Nach „Blödmann“-Kommentar: DFB kündigt Untersuchung gegen Carro an

Am Wochenende hatte sich Fernando Carro über einen nicht gegebenen Elfmeter beim 1:1 gegen Mainz echauffiert und dabei Schiedsrichter Tobias Stieler als „Blödmann“ bezeichnet. Nun droht dem CEO der Werkself Ärger vom DFB.
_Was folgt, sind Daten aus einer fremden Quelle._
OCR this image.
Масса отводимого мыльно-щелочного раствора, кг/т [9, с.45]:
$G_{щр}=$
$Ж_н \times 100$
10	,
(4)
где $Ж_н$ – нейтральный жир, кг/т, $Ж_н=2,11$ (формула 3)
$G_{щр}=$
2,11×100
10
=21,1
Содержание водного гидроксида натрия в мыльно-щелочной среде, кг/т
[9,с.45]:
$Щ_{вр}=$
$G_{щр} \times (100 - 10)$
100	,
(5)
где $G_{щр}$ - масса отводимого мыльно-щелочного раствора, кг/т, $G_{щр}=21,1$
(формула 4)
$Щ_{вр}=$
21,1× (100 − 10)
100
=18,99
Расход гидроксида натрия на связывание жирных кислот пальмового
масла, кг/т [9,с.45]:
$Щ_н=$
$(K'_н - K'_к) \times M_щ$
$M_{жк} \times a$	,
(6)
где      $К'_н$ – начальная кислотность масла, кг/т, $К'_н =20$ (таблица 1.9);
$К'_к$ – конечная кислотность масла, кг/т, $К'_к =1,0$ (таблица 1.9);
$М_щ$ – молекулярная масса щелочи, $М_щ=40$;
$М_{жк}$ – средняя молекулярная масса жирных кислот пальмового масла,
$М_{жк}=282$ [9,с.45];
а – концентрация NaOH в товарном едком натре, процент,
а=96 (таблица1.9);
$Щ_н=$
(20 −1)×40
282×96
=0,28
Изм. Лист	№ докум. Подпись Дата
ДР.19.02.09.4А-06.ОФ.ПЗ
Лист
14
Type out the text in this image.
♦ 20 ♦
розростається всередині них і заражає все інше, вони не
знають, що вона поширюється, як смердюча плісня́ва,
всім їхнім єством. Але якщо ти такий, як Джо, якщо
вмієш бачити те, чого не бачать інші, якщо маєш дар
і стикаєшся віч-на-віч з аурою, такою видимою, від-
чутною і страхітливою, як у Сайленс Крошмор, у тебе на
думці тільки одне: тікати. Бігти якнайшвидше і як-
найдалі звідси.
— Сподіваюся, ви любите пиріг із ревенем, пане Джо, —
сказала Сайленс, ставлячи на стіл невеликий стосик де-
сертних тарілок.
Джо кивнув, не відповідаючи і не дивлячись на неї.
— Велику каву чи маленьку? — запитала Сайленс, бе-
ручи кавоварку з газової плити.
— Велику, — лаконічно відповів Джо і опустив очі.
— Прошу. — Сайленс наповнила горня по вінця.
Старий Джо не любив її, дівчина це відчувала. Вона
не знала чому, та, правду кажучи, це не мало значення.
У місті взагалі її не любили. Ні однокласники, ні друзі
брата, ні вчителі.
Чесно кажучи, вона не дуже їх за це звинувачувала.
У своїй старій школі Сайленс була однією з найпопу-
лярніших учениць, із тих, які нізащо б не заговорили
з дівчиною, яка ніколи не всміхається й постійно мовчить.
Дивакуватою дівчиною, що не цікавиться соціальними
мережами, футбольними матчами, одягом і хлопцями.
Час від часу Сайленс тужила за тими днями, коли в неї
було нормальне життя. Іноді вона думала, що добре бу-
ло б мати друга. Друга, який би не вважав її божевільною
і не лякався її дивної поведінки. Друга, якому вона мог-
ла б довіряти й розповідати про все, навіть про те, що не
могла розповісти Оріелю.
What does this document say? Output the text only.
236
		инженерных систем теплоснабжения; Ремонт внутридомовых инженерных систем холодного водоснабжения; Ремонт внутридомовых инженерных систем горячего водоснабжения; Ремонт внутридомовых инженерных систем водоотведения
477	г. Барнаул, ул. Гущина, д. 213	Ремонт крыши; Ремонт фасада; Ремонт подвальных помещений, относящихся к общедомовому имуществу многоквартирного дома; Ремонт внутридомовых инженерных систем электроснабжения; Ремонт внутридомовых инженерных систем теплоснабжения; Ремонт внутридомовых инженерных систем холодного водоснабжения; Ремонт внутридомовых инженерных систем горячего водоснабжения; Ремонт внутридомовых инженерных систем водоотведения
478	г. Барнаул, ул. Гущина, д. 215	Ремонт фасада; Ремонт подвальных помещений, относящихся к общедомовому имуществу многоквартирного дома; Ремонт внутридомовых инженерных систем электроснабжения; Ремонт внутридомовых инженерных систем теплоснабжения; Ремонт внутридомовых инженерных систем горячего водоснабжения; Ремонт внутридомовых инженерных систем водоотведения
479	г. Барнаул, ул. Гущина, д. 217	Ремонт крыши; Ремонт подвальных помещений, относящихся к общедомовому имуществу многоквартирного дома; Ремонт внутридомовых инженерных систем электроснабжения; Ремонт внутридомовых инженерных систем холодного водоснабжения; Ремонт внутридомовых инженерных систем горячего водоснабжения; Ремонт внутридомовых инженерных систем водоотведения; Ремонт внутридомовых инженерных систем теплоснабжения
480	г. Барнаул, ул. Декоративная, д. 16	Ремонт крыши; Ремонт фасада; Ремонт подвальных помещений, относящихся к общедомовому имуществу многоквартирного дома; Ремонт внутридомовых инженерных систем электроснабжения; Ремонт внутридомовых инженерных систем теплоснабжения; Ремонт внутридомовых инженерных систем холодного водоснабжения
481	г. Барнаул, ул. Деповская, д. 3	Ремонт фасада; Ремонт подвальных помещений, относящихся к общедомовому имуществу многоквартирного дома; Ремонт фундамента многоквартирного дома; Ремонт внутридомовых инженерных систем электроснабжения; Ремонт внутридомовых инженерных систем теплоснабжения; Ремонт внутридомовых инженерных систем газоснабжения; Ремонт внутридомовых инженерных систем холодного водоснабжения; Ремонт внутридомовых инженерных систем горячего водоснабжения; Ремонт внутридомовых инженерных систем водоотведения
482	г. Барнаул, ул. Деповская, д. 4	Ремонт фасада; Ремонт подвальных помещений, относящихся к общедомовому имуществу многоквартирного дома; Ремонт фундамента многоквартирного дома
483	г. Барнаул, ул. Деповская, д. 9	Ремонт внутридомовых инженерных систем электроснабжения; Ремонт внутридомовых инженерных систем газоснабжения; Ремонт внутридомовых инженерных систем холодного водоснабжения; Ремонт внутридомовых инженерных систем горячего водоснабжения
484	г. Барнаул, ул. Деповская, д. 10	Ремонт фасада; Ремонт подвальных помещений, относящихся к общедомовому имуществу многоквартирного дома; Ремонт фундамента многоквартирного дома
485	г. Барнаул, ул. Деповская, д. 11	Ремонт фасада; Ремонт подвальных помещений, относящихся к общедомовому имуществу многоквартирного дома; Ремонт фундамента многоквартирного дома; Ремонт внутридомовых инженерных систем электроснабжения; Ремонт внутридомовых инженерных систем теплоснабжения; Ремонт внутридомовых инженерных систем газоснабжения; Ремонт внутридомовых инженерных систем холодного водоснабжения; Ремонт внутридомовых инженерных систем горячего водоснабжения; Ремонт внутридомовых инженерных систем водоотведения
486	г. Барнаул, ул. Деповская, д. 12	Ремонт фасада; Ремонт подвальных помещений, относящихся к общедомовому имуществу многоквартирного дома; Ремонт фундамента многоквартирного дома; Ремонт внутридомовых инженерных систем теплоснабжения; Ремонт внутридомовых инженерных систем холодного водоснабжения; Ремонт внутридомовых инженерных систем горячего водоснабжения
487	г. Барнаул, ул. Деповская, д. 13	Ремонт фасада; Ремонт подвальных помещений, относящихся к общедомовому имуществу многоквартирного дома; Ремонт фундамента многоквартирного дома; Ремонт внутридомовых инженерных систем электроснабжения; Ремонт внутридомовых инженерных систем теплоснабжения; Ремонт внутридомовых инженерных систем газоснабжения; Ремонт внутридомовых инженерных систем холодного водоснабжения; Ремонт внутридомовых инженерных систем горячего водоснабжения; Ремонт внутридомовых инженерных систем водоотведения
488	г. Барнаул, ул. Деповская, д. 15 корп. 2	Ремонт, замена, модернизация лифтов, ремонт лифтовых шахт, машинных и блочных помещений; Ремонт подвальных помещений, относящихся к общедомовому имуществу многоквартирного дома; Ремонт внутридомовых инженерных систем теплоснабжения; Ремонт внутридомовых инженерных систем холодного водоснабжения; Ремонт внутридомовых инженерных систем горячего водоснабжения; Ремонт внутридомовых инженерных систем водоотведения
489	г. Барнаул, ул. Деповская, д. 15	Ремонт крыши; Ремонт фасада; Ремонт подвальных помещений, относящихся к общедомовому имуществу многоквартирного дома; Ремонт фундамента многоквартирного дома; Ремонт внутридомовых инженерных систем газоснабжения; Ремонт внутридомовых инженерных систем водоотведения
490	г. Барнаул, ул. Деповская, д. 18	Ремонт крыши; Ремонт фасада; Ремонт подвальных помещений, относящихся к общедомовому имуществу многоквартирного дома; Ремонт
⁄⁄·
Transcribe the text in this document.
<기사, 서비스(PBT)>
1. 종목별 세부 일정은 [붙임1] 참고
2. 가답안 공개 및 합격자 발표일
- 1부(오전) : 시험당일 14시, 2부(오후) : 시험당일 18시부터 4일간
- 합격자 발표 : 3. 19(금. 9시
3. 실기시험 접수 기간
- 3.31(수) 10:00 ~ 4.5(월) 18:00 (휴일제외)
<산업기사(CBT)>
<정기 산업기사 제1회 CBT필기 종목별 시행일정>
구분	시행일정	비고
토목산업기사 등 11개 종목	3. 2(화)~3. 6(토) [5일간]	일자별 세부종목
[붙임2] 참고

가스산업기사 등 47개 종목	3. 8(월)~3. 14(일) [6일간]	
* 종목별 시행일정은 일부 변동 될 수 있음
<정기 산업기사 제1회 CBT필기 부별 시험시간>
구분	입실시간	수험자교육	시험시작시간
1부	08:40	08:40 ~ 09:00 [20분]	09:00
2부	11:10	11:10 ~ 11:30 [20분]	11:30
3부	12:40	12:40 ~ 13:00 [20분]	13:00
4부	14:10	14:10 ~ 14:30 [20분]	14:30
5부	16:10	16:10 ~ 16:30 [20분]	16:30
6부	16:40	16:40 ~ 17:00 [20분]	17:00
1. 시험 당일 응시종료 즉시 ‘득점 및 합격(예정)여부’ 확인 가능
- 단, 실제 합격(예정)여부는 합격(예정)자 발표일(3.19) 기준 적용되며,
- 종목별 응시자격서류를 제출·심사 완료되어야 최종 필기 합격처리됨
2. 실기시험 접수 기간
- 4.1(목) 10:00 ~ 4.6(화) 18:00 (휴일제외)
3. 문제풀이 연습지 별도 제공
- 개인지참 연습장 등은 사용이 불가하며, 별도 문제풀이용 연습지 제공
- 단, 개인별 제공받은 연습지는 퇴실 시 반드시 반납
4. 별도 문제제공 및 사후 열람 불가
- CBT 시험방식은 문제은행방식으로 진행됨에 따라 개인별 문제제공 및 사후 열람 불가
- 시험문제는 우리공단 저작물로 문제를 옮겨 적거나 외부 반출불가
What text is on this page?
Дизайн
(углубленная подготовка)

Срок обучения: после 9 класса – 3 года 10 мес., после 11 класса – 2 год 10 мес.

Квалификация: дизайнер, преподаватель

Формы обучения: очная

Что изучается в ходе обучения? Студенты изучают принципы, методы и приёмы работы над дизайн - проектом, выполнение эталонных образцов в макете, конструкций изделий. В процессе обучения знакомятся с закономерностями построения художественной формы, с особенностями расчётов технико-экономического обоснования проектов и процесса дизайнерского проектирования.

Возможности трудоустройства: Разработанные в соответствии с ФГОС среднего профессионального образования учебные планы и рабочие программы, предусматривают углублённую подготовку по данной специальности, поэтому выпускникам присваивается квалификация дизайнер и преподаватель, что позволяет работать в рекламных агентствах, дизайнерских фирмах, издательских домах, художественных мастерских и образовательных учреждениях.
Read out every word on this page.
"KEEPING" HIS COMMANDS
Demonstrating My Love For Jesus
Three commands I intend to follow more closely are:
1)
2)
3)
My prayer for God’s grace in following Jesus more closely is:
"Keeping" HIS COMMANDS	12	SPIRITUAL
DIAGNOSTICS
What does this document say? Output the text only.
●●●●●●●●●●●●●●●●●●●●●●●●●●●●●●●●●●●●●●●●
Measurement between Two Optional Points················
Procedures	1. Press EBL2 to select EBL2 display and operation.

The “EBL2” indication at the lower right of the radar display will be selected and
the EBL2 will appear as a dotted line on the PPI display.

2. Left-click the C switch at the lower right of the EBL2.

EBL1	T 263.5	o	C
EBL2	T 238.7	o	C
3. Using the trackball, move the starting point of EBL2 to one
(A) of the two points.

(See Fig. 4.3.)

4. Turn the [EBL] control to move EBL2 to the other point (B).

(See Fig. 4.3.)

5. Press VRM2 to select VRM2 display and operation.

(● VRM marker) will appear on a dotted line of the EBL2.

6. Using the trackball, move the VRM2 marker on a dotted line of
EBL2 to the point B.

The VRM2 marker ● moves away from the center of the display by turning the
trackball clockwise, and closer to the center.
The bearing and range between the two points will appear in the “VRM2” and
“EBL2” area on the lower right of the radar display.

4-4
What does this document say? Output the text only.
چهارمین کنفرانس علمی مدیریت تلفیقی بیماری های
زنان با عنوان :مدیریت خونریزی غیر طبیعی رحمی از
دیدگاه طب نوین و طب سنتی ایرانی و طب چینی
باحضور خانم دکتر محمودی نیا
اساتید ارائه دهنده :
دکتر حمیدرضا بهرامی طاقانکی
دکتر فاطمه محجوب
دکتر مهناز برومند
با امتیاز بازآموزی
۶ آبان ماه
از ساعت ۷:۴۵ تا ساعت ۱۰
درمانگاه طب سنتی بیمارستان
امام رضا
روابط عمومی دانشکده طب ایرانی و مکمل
Kontrollausschuss eingeschaltet

Die verbalen Entgleisungen von Leverkusens CEO Fernando Carro in den Katakomben der BayArena am vergangenen Samstag haben womöglich Folgen. Wie ein DFB-Sprecher der Deutschen Presse-Agentur bestätigte, untersucht der Kontrollausschuss des Verbandes den Vorgang.

Was war passiert? Im Anschluss an das Unentschieden gegen den FSV Mainz 05 (1:1) hatte Carro über Schiedsrichter Tobias Stieler (kicker-Note 4) und den VAR geschimpft. Da die Werkself im Vorfeld des Mainzer Führungstreffers aus Carros Sicht unberechtigterweise keinen Elfmeter zugesprochen bekommen hatte, suchte der temperamentvolle Spanier Stieler in der Schiedsrichter-Kabine auf. Auf dem Weg dorthin rief der 61-Jährige: „Wo ist der Stieler, der Blödmann?“

Vor dem zwischenzeitlichen 1:0 der Mainzer durch Sheraldo Becker, das in einem Konter nach einem Leverkusener Eckball entstand, waren Jarell Quansah und Patrik Schick im Strafraum des FSV zu Boden gegangen. Der Leverkusener Torjäger war dabei von Dominik Kohr umklammert und zu Boden gerissen worden. „Für mich ein klarer Elfer“, sagte der Klub-Boss.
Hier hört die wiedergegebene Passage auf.